The smell of fish frying came wafting from the kitchen. Matt hadn’t realized how hungry he was.

“I’m going to have to hang up now, Mira,” he said. “It was good talking to you.”

“Wait a minute,” she said. “We’ll be back in San Francisco tomorrow. When will you get home? How will you get back?”

“I don’t know,” he said. “I’ll be in touch.” He hung up and hurried into the kitchen in time to see Carrie flip several fish filets in her frying pan at once.

“Bravo,” he said, raising his hands in the air and clapping. “That deserves a standing ovation. Tell me what I can do.”

“Set the table, if you would,” she said.

The kitchen was so small he brushed against her shoulder or her arm or her back every time he passed with the silverware or reached for the glasses or the napkins. The air was filled with steam from the pot of boiling green beans, and the tension was mounting. This amount of physical contact just wasn’t enough. Not for him. After dinner, he told himself. Be patient. Watch for a sign. If she feels the way you do, she’ll send a signal.

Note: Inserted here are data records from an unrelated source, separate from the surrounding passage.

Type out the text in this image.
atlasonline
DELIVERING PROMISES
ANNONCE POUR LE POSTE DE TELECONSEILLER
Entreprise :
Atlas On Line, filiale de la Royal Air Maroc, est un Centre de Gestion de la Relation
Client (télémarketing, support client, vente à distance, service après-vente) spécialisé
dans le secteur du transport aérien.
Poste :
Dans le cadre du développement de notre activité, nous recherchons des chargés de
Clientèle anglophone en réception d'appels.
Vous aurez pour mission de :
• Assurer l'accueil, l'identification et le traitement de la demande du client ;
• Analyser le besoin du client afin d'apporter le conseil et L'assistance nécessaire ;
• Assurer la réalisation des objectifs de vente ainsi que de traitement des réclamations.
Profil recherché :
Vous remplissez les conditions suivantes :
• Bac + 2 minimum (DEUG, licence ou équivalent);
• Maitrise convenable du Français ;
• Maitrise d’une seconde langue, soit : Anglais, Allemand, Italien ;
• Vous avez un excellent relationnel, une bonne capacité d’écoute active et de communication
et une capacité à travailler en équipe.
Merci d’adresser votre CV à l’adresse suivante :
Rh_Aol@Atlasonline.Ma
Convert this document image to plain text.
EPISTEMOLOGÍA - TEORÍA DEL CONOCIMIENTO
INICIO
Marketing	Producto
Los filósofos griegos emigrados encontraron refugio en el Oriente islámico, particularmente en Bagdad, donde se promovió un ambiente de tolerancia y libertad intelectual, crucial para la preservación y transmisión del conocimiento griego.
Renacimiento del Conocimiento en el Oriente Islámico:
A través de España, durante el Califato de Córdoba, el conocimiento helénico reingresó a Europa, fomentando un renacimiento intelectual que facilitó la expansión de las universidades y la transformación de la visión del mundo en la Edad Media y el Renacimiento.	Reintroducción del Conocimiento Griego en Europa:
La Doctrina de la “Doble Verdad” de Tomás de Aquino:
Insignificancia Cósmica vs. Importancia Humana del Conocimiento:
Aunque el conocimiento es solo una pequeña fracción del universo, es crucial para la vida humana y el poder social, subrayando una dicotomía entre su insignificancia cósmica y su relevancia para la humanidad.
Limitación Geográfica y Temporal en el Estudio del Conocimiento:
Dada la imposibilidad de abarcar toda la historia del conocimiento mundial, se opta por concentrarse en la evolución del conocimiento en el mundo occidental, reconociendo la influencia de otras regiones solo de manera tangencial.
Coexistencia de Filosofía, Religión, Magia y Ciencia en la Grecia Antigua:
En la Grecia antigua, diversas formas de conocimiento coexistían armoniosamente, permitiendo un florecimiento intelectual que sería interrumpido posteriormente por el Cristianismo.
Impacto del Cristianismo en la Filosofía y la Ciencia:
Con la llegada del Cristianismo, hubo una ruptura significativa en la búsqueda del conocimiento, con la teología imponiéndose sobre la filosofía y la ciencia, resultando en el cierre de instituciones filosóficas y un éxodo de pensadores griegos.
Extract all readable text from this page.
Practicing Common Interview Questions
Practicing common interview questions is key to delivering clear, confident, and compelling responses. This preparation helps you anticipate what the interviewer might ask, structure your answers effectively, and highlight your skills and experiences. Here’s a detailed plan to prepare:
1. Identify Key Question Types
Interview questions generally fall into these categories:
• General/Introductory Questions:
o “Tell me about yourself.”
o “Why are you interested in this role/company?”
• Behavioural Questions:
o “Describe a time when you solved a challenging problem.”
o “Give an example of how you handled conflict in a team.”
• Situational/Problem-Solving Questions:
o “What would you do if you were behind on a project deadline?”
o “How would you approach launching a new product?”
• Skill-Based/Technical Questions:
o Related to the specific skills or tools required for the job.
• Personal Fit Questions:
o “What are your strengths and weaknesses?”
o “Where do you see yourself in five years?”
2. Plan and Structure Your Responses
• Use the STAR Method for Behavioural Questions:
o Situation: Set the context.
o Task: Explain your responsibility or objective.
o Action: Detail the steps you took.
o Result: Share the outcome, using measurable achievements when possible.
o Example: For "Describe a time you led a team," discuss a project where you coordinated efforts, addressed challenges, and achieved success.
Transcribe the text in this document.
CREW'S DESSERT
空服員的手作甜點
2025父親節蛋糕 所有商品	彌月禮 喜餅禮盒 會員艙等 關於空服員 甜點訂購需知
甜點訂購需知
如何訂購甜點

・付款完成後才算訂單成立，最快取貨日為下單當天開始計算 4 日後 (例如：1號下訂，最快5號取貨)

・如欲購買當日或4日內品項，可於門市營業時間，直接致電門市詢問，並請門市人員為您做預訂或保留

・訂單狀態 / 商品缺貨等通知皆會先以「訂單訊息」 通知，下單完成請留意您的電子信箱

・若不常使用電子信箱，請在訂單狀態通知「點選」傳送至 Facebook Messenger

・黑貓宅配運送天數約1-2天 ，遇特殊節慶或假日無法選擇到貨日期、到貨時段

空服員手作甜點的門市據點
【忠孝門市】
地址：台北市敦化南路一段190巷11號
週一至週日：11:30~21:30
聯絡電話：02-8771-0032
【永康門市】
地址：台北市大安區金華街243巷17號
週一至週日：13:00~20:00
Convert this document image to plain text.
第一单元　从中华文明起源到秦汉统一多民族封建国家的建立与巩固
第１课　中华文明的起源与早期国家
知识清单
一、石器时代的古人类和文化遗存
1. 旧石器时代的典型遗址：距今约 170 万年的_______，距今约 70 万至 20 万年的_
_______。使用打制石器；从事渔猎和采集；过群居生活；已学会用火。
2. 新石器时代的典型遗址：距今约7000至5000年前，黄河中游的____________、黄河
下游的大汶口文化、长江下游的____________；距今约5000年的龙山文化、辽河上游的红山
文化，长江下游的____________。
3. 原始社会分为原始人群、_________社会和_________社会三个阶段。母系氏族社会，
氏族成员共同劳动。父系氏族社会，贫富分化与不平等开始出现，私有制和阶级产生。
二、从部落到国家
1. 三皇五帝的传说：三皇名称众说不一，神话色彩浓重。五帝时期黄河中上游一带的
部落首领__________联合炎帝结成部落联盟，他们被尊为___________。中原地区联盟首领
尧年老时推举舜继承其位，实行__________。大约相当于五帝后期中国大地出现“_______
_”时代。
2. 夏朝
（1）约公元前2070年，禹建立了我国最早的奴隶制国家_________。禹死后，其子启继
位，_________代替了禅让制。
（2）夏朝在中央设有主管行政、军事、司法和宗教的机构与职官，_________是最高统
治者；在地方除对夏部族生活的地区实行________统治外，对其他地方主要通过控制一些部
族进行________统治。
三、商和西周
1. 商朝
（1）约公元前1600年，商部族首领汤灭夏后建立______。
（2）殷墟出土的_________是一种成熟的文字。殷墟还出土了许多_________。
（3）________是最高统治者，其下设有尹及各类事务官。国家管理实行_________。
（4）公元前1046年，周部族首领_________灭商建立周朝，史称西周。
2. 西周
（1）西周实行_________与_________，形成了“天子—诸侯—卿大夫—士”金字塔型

The fish was delicious. The whole dinner was wonderful. Then again, sitting across the table from Carrie eating bread and water would be wonderful, too. His knees bumped hers, once, twice and finally they came to rest against each other. She looked up at him, questions in her eyes, then looked away before he could answer them.

“This is the best fish I’ve ever had,” he said.

“Because it’s fresh,” she said.

“Because you cooked it,” he said.

She smiled and he saw the dimple flash once again. He stared, hoping to see it again. But she was in a serious mood.